As I continued my drive home, I took note of the events of the ride, the decision to let the lights guide me; the raven bearing its gift, the merging car, the thoughts going through my head, the gift of the toll. All these synchronicities were significant, but they alone were not the message. They were just signs from the universe leading me to understand the true message. What was it? It took me a little while to get it. I had to recapitulate my experiences to grasp the deeper meaning.
I was back home when it finally dawned on me. I was about to cross a bridge, the symbol of connecting worlds, of bridging the disparate selves into a new self, to “inhabit my beingness in a fuller way,” as I had intended when I’d dressed in the morning. The energy of my intent was flowing, the gate simply opened before me, free access was granted, sending me over the crossing. Had I not set my intent to let the universe guide me, none of those things would have happened. In fact though, I had been on the threshold of transcendence all day, steeped in the intent of the channeled message from Jeanne.

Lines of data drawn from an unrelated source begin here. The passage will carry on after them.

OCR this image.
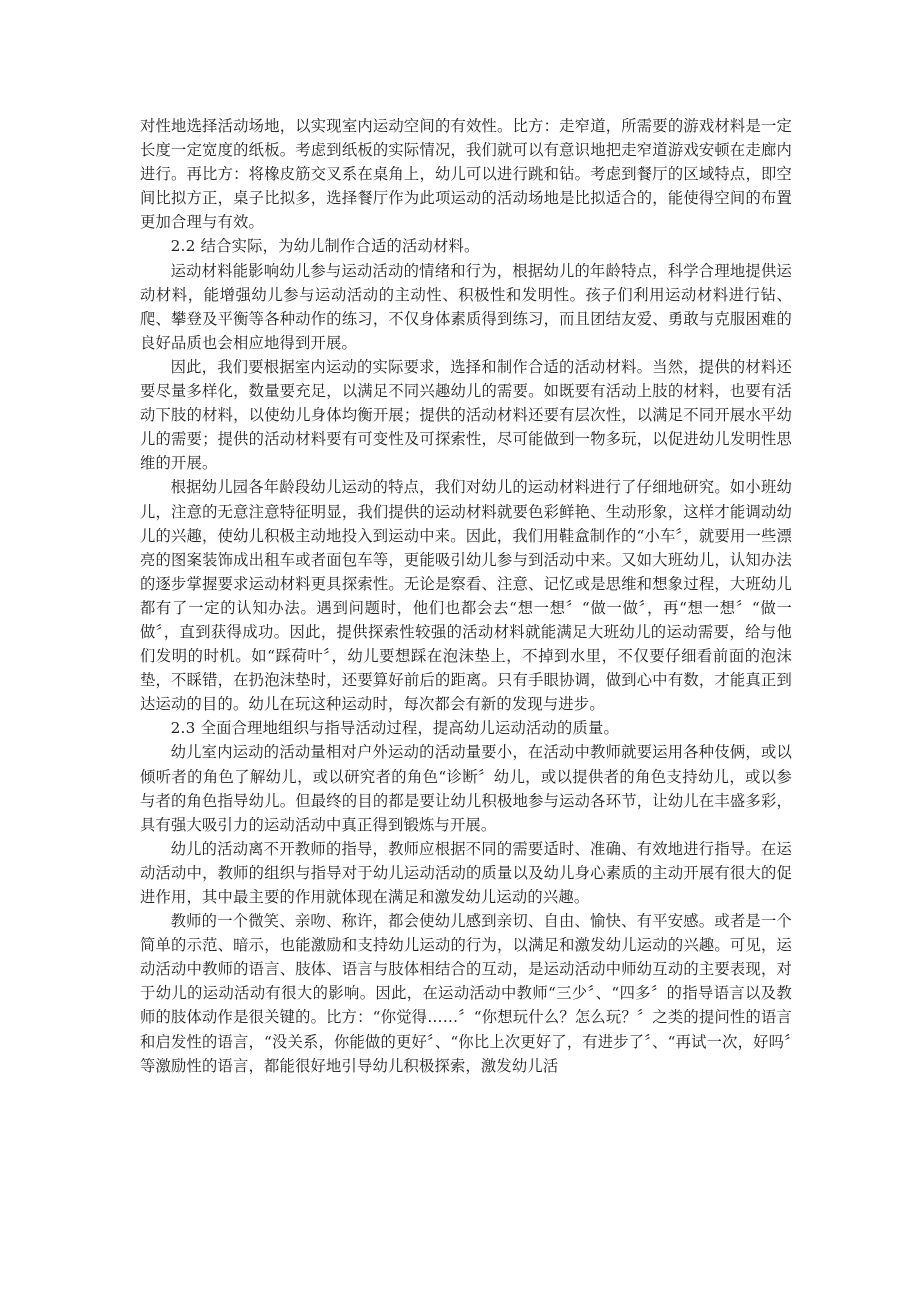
对性地选择活动场地，以实现室内运动空间的有效性。比方：走窄道，所需要的游戏材料是一定长度一定宽度的纸板。考虑到纸板的实际情况，我们就可以有意识地把走窄道游戏安顿在走廊内进行。再比方：将橡皮筋交叉系在桌角上，幼儿可以进行跳和钻。考虑到餐厅的区域特点，即空间比拟方正，桌子比拟多，选择餐厅作为此项运动的活动场地是比拟适合的，能使得空间的布置更加合理与有效。

2.2 结合实际，为幼儿制作合适的活动材料。

运动材料能影响幼儿参与运动活动的情绪和行为，根据幼儿的年龄特点，科学合理地提供运动材料，能增强幼儿参与运动活动的主动性、积极性和发明性。孩子们利用运动材料进行钻、爬、攀登及平衡等各种动作的练习，不仅身体素质得到练习，而且团结友爱、勇敢与克服困难的良好品质也会相应地得到开展。

因此，我们要根据室内运动的实际要求，选择和制作合适的活动材料。当然，提供的材料还要尽量多样化，数量要充足，以满足不同兴趣幼儿的需要。如既要有活动上肢的材料，也要有活动下肢的材料，以使幼儿身体均衡开展；提供的活动材料还要有层次性，以满足不同开展水平幼儿的需要；提供的活动材料要有可变性及可探索性，尽可能做到一物多玩，以促进幼儿发明性思维的开展。

根据幼儿园各年龄段幼儿运动的特点，我们对幼儿的运动材料进行了仔细地研究。如小班幼儿，注意的无意注意特征明显，我们提供的运动材料就要色彩鲜艳、生动形象，这样才能调动幼儿的兴趣，使幼儿积极主动地投入到运动中来。因此，我们用鞋盒制作的“小车〞，就要用一些漂亮的图案装饰成出租车或者面包车等，更能吸引幼儿参与到活动中来。又如大班幼儿，认知办法的逐步掌握要求运动材料更具探索性。无论是察看、注意、记忆或是思维和想象过程，大班幼儿都有了一定的认知办法。遇到问题时，他们也都会去“想一想〞“做一做〞，再“想一想〞“做一做〞，直到获得成功。因此，提供探索性较强的活动材料就能满足大班幼儿的运动需要，给与他们发明的时机。如“踩荷叶〞，幼儿要想踩在泡沫垫上，不掉到水里，不仅要仔细看前面的泡沫垫，不睬错，在扔泡沫垫时，还要算好前后的距离。只有手眼协调，做到心中有数，才能真正到达运动的目的。幼儿在玩这种运动时，每次都会有新的发现与进步。

2.3 全面合理地组织与指导活动过程，提高幼儿运动活动的质量。

幼儿室内运动的活动量相对户外运动的活动量要小，在活动中教师就要运用各种伎俩，或以倾听者的角色了解幼儿，或以研究者的角色“诊断〞幼儿，或以提供者的角色支持幼儿，或以参与者的角色指导幼儿。但最终的目的都是要让幼儿积极地参与运动各环节，让幼儿在丰盛多彩，具有强大吸引力的运动活动中真正得到锻炼与开展。

幼儿的活动离不开教师的指导，教师应根据不同的需要适时、准确、有效地进行指导。在运动活动中，教师的组织与指导对于幼儿运动活动的质量以及幼儿身心素质的主动开展有很大的促进作用，其中最主要的作用就体现在满足和激发幼儿运动的兴趣。

教师的一个微笑、亲吻、称许，都会使幼儿感到亲切、自由、愉快、有平安感。或者是一个简单的示范、暗示，也能激励和支持幼儿运动的行为，以满足和激发幼儿运动的兴趣。可见，运动活动中教师的语言、肢体、语言与肢体相结合的互动，是运动活动中师幼互动的主要表现，对于幼儿的运动活动有很大的影响。因此，在运动活动中教师“三少〞、“四多〞的指导语言以及教师的肢体动作是很关键的。比方：“你觉得……〞“你想玩什么？怎么玩？〞之类的提问性的语言和启发性的语言，“没关系，你能做的更好〞、“你比上次更好了，有进步了〞、“再试一次，好吗〞等激励性的语言，都能很好地引导幼儿积极探索，激发幼儿活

We have all been on that threshold of change for a long time; it’s the times we live in. While on that threshold we struggle, just as our world struggles now. We see these struggles in so many areas. We must face our struggles, confront our challenges if we are to evolve. And when we are ready, when we know that it’s time to cross our bridge, if we let the universe be part of our process it makes the crossing a lot easier. I found this out. The next challenge is to keep going over all the bridges in the same manner, fully alert and aware, reading the signs and acquiescing to the journey as it unfolds. We must allow transcendence to become a natural and acceptable part of our lives. It’s not really that hard, and the magic of it is both invigorating and joyous to experience. As Jeanne says, let a little joy in!
P.S. Just a note to say that the next day I had to face all red lights! The message that day was: PATIENCE! And indeed, as the day unfolded, patience was required, but I found it was an effortless process, as I quite easily flowed without frustration. I read the sign and let it become important. In acquiescence, I have learned many great lessons. Be well. Be flowing.